Pronto soccorso, il prelievo nella sala d’attesa

15 Giugno 2016

Foto rubata, il primario Albani: dimostra gli sforzi del personale, che lavora in condizioni pazzesche

PESCARA. È una foto “rubata”, quella pubblicata a sinistra, che racconta le condizioni in cui sono accolti i pazienti del pronto soccorso ma anche, e soprattutto, le condizioni in cui è costretto a lavorare il personale del pronto soccorso dell’ospedale civile pur di agevolare i pazienti ed accorciarne le infinite attese. È una foto rubata da chi, ieri mattina, ha assistito all’inconsueta pratica dell’infermiera nei confronti della paziente che per il prelievo non è stata fatta accomodare su un lettino e non è stata in qualche modo coperta, nel rispetto della privacy.
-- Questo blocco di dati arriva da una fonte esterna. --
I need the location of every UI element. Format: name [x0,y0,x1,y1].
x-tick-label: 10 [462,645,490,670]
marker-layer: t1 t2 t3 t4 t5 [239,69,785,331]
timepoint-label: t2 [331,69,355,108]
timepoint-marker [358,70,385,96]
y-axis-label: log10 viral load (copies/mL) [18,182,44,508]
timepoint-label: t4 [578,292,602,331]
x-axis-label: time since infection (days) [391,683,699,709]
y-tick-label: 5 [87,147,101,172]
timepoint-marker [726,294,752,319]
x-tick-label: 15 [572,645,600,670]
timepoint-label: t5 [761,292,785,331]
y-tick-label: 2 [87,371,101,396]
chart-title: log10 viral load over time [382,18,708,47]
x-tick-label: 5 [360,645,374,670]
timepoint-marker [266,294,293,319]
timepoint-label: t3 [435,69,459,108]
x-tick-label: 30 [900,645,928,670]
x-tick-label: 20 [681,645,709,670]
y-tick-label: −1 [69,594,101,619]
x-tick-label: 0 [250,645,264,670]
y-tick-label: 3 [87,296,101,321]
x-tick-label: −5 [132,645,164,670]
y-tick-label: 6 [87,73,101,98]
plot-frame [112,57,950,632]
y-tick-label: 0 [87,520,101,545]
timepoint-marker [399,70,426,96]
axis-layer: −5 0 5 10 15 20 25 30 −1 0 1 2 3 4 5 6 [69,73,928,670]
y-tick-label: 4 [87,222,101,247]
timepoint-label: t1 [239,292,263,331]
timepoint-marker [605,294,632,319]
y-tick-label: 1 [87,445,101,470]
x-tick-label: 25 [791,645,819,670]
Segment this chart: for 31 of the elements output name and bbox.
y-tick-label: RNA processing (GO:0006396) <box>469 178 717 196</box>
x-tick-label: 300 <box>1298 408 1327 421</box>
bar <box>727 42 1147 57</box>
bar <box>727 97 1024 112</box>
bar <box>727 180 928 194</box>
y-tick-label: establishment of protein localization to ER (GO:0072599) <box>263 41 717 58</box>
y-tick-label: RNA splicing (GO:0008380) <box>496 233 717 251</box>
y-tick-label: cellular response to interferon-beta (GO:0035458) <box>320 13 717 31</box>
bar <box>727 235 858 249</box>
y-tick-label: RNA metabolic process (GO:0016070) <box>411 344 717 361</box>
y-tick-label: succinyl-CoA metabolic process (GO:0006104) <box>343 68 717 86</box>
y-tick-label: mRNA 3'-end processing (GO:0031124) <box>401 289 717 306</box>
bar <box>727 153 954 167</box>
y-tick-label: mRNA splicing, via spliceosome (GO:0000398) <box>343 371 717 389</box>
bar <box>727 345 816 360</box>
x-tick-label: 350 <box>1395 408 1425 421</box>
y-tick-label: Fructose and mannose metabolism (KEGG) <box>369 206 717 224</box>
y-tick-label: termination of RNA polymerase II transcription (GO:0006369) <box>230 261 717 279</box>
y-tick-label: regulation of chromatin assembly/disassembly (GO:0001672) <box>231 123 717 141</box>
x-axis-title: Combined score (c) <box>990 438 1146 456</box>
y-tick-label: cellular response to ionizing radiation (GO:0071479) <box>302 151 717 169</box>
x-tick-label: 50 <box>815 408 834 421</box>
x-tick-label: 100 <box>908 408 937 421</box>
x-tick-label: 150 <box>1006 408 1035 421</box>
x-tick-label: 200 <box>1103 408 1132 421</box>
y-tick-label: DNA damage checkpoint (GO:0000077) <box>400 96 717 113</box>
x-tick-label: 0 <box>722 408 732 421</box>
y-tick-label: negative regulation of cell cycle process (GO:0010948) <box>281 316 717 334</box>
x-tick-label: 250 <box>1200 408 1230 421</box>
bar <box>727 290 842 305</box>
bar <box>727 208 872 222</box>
Eppure, a differenza di quanto polemizzato dal lettore che ha scattato la foto, è un’immagine che, come ribadisce il primario Alberto Albani, racconta delle condizioni al limite in cui si lavora nel reparto da centomila accessi l’anno (terzo in Italia)e che lui dirige da 16 anni: «Sto assolutamente dalla parte dell’infermiera, mi sento di difenderla pur sapendo che, da un punto di vista deontologico e professionale non sono quelle le condizioni in cui andrebbe fatto un prelievo. Ma questo, al contrario, dimostra gli sforzi quotidiani del personale che cercano in tutti i modi di andare incontro ai pazienti, nonostante le condizioni pazzesche in cui deve lavorare. Questa mattina (ieri ndr) le sale erano tutte occupate e al pronto soccorso c’era un caos pazzesco. Pur di dare una risposta alla paziente in tempi utili l’infermiera è intervenuta, ma in ogni caso in una sala protetta e non nella sala d’attesa principale del pronto soccorso. La sala d’attesa interna del laboratorio 5 che comunque si ritiene protetta se non fosse che, contrariamente alle regole che cerchiamo di imporre, s’intrufolano di continuo persone, parenti dei pazienti, che evidentemente non trovano niente di meglio da fare che scattare foto a chi lavora con senso del dovere e spirito di sacrificio».